There is a critical difference between using a model to accelerate your analysis and using a model to replace your analysis. One makes you faster. One makes you a node in someone else's cognitive network, drawing your conclusions from their priors.

The antidote to cognitive monoculture is the same as the antidote to crowded trades: independent analysis before the consensus forms. Form your view from primary sources, from first principles, from your own pattern recognition built on your own accumulated experience. Then use AI to pressure-test it, to fill gaps, to accelerate the parts that don't require your judgment.

That sequence matters. AI first means your conclusions are filtered through someone else's model. Your analysis first means AI is a tool in service of your cognition, not a replacement for it.

What the Future Actually Requires

The people who will matter most in a world with superhuman AI are not the ones who learn to use AI best.
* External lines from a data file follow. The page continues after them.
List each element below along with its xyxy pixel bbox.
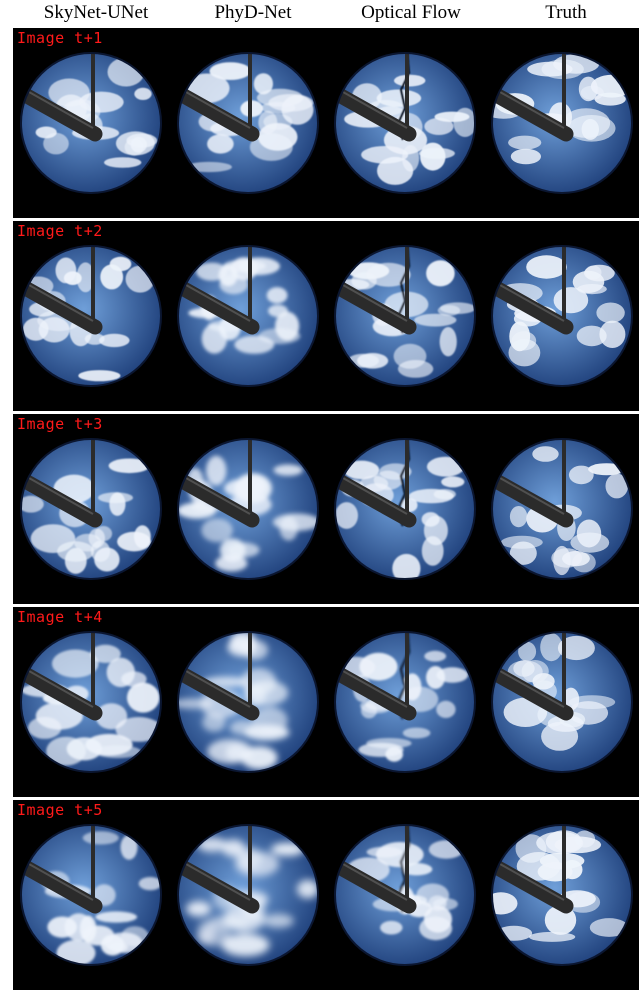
row-label: Image t+4 bbox=[17, 608, 103, 626]
prediction-row: Image t+3 bbox=[13, 414, 639, 604]
sky-image-phyd-net bbox=[170, 607, 326, 797]
sky-image-truth bbox=[484, 800, 640, 990]
sky-image-optical-flow bbox=[327, 221, 483, 411]
prediction-row: Image t+4 bbox=[13, 607, 639, 797]
sky-image-phyd-net bbox=[170, 28, 326, 218]
sky-image-skynet-unet bbox=[13, 800, 169, 990]
sky-image-optical-flow bbox=[327, 800, 483, 990]
sky-image-phyd-net bbox=[170, 221, 326, 411]
sky-image-phyd-net bbox=[170, 414, 326, 604]
sky-image-skynet-unet bbox=[13, 607, 169, 797]
sky-image-skynet-unet bbox=[13, 221, 169, 411]
sky-image-truth bbox=[484, 607, 640, 797]
sky-image-truth bbox=[484, 414, 640, 604]
sky-image-truth bbox=[484, 28, 640, 218]
sky-image-phyd-net bbox=[170, 800, 326, 990]
sky-image-skynet-unet bbox=[13, 414, 169, 604]
prediction-row: Image t+2 bbox=[13, 221, 639, 411]
row-label: Image t+5 bbox=[17, 801, 103, 819]
sky-image-optical-flow bbox=[327, 607, 483, 797]
prediction-row: Image t+1 bbox=[13, 28, 639, 218]
sky-image-optical-flow bbox=[327, 414, 483, 604]
row-label: Image t+2 bbox=[17, 222, 103, 240]
column-title-optical-flow: Optical Flow bbox=[361, 2, 461, 23]
column-title-phyd-net: PhyD-Net bbox=[214, 2, 292, 23]
column-title-truth: Truth bbox=[545, 2, 587, 23]
row-label: Image t+3 bbox=[17, 415, 103, 433]
prediction-row: Image t+5 bbox=[13, 800, 639, 990]
column-title-skynet-unet: SkyNet-UNet bbox=[43, 2, 149, 23]
sky-image-skynet-unet bbox=[13, 28, 169, 218]
sky-image-optical-flow bbox=[327, 28, 483, 218]
row-label: Image t+1 bbox=[17, 29, 103, 47]
sky-image-truth bbox=[484, 221, 640, 411]
column-header: SkyNet-UNet PhyD-Net Optical Flow Truth bbox=[0, 0, 641, 28]
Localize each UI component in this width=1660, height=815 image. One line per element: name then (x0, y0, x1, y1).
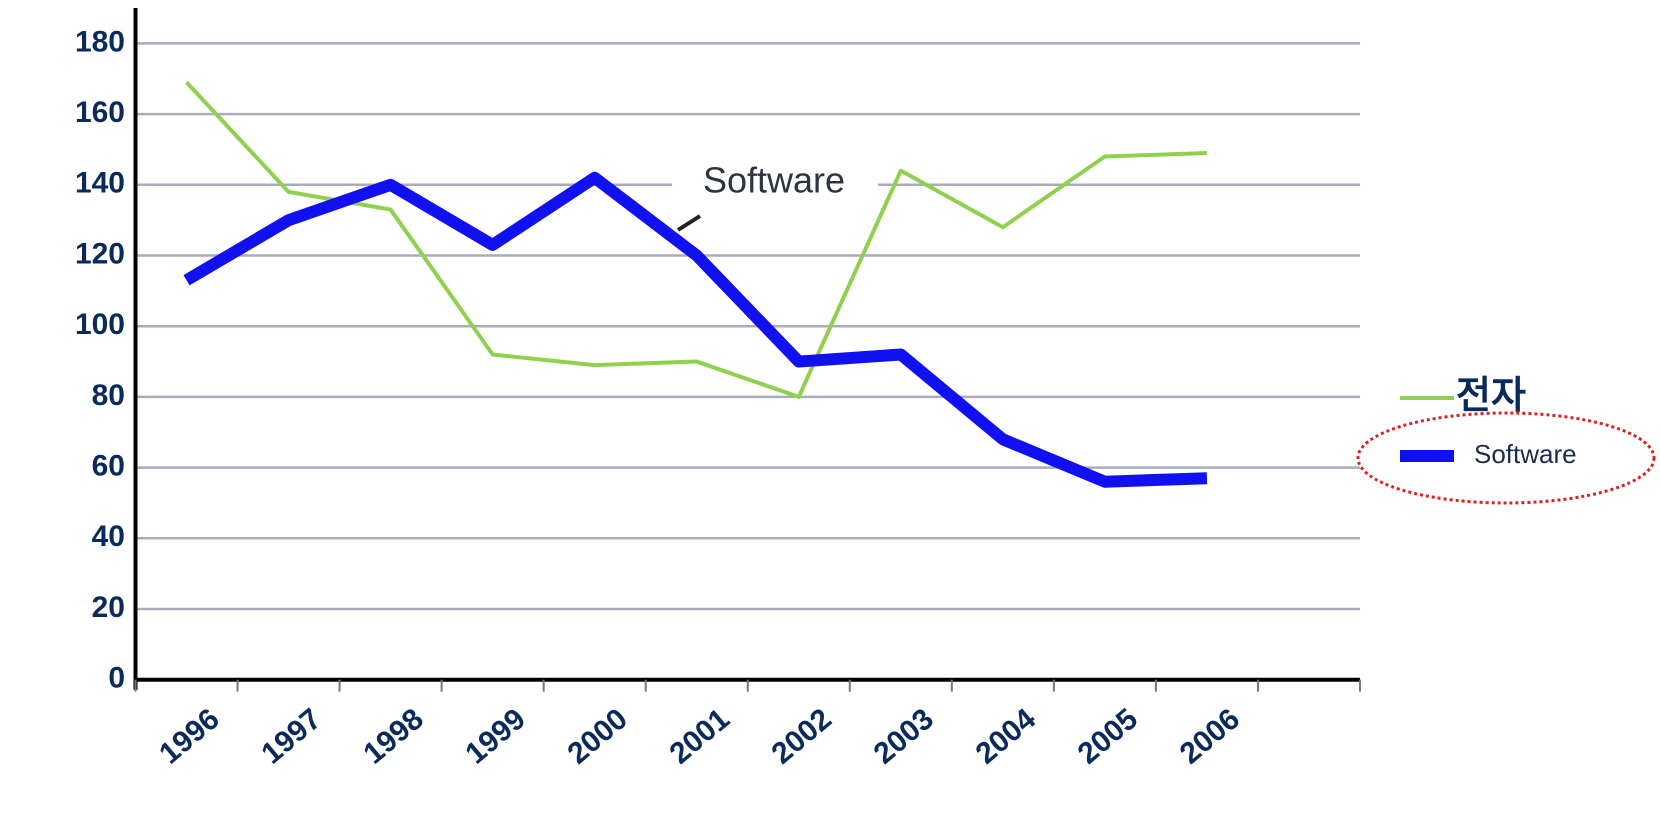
x-tick-label: 2003 (868, 702, 940, 770)
legend-label: 전자 (1456, 375, 1526, 417)
y-tick-label: 160 (75, 96, 125, 129)
y-tick-label: 40 (92, 520, 125, 553)
annotation-leader (676, 214, 702, 232)
x-tick-label: 2001 (664, 702, 736, 770)
y-tick-label: 180 (75, 25, 125, 58)
y-tick-label: 20 (92, 591, 125, 624)
x-tick-label: 1996 (153, 702, 225, 770)
highlight-ellipse (1356, 411, 1656, 505)
y-tick-label: 120 (75, 237, 125, 270)
series-line (185, 80, 1208, 399)
y-tick-label: 0 (108, 662, 125, 695)
series-line (183, 171, 1208, 488)
legend-label: Software (1474, 439, 1577, 469)
x-tick-label: 2000 (562, 702, 634, 770)
y-tick-label: 80 (92, 379, 125, 412)
x-tick-label: 2002 (766, 702, 838, 770)
y-tick-label: 100 (75, 308, 125, 341)
y-tick-label: 60 (92, 450, 125, 483)
annotation: Software (703, 160, 845, 201)
x-tick-label: 2006 (1174, 702, 1246, 770)
x-tick-label: 1998 (357, 702, 429, 770)
x-tick-label: 1997 (255, 702, 327, 770)
annotation-box (672, 156, 878, 210)
x-tick-label: 1999 (459, 702, 531, 770)
y-tick-label: 140 (75, 167, 125, 200)
x-tick-label: 2005 (1072, 702, 1144, 770)
x-tick-label: 2004 (970, 702, 1043, 770)
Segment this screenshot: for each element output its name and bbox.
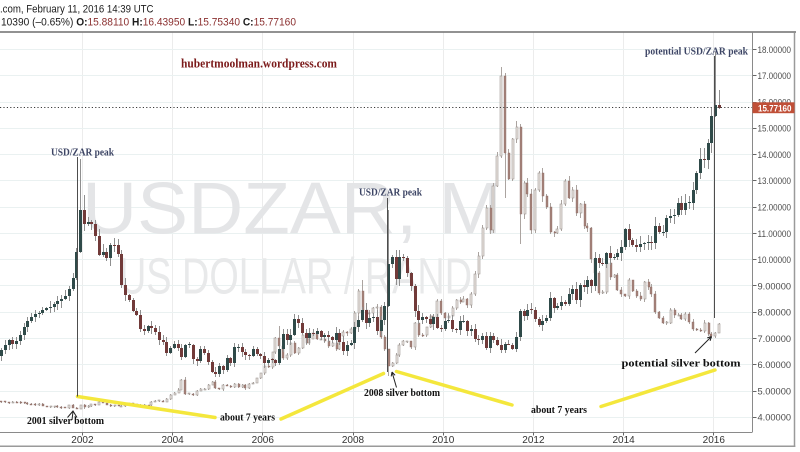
svg-text:potential silver bottom: potential silver bottom <box>622 358 741 370</box>
svg-text:2008 silver bottom: 2008 silver bottom <box>364 387 440 399</box>
svg-text:14.00000: 14.00000 <box>758 150 792 161</box>
svg-text:about 7 years: about 7 years <box>531 404 588 416</box>
svg-text:2004: 2004 <box>161 435 184 446</box>
svg-text:2014: 2014 <box>612 435 635 446</box>
svg-text:2008: 2008 <box>342 435 365 446</box>
svg-text:potential USD/ZAR peak: potential USD/ZAR peak <box>645 46 749 58</box>
svg-text:13.00000: 13.00000 <box>758 176 792 187</box>
svg-text:.com, February 11, 2016 14:39: .com, February 11, 2016 14:39 UTC <box>0 4 154 16</box>
svg-text:USDZAR, M: USDZAR, M <box>82 169 502 250</box>
svg-text:7.00000: 7.00000 <box>758 334 792 345</box>
svg-text:11.00000: 11.00000 <box>758 229 792 240</box>
svg-text:8.00000: 8.00000 <box>758 308 792 319</box>
svg-text:about 7 years: about 7 years <box>220 412 276 424</box>
svg-text:2001 silver bottom: 2001 silver bottom <box>27 415 104 427</box>
svg-text:10390 (–0.65%) O:15.88110 H:16: 10390 (–0.65%) O:15.88110 H:16.43950 L:1… <box>1 17 296 29</box>
svg-text:5.00000: 5.00000 <box>758 386 792 397</box>
svg-text:2012: 2012 <box>522 435 545 446</box>
svg-text:2002: 2002 <box>71 435 94 446</box>
svg-text:15.00000: 15.00000 <box>758 124 792 135</box>
svg-text:US DOLLAR / RAND: US DOLLAR / RAND <box>119 248 472 305</box>
svg-text:12.00000: 12.00000 <box>758 203 792 214</box>
svg-text:2016: 2016 <box>703 435 726 446</box>
svg-text:18.00000: 18.00000 <box>758 45 792 56</box>
svg-text:2010: 2010 <box>432 435 455 446</box>
svg-text:15.77160: 15.77160 <box>758 103 792 113</box>
svg-text:USD/ZAR peak: USD/ZAR peak <box>51 147 115 159</box>
svg-text:6.00000: 6.00000 <box>758 360 792 371</box>
svg-text:4.00000: 4.00000 <box>758 413 792 424</box>
svg-text:USD/ZAR peak: USD/ZAR peak <box>359 187 423 199</box>
svg-text:2006: 2006 <box>252 435 275 446</box>
svg-text:10.00000: 10.00000 <box>758 255 792 266</box>
svg-text:9.00000: 9.00000 <box>758 281 792 292</box>
svg-text:17.00000: 17.00000 <box>758 71 792 82</box>
svg-text:hubertmoolman.wordpress.com: hubertmoolman.wordpress.com <box>181 56 337 71</box>
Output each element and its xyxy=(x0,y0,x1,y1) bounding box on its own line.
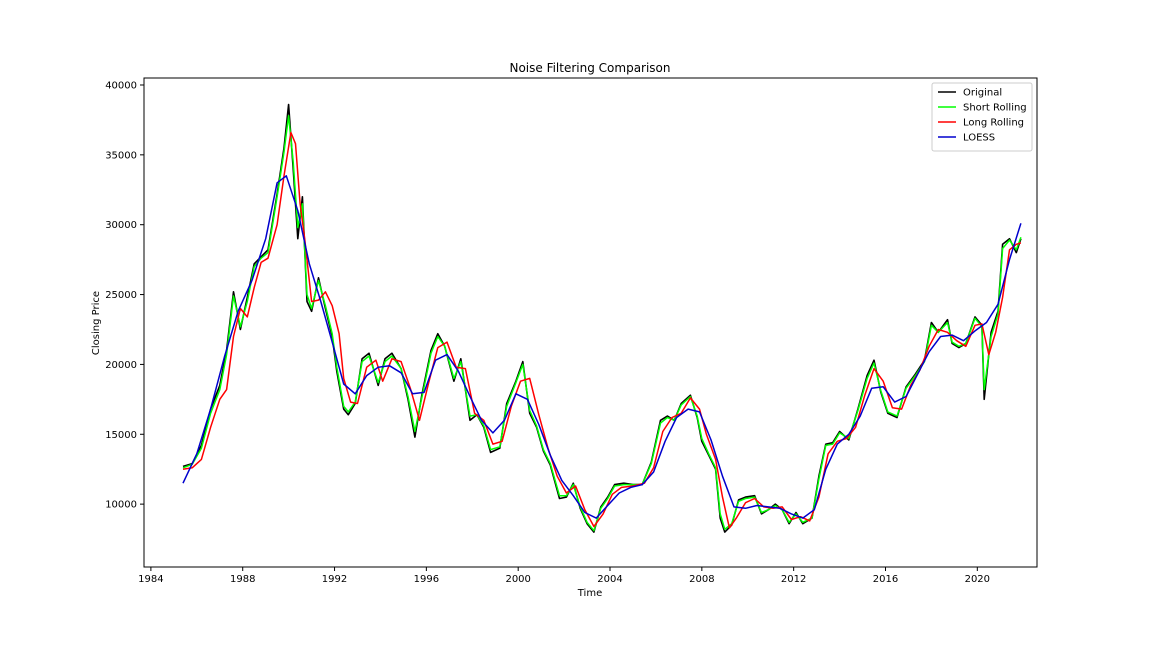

The ones who will matter are the ones who maintain genuine independent cognitive capacity — who can still form original views, catch errors the model misses, and think thoughts the model wasn't trained to think.

That's what I do with the InDecision Framework. The framework isn't AI-generated analysis with a branded name on top. It's a proprietary set of factors — built from years of watching markets, studying military strategy, reading behavior — that produces a thesis before I ever consult a model. The model sharpens the execution. The thesis is mine.

In a world where everyone's thinking through the same intelligence, being willing to think independently isn't just intellectually honest. It's the edge.

Protect that. It's harder to rebuild than any technical skill you have.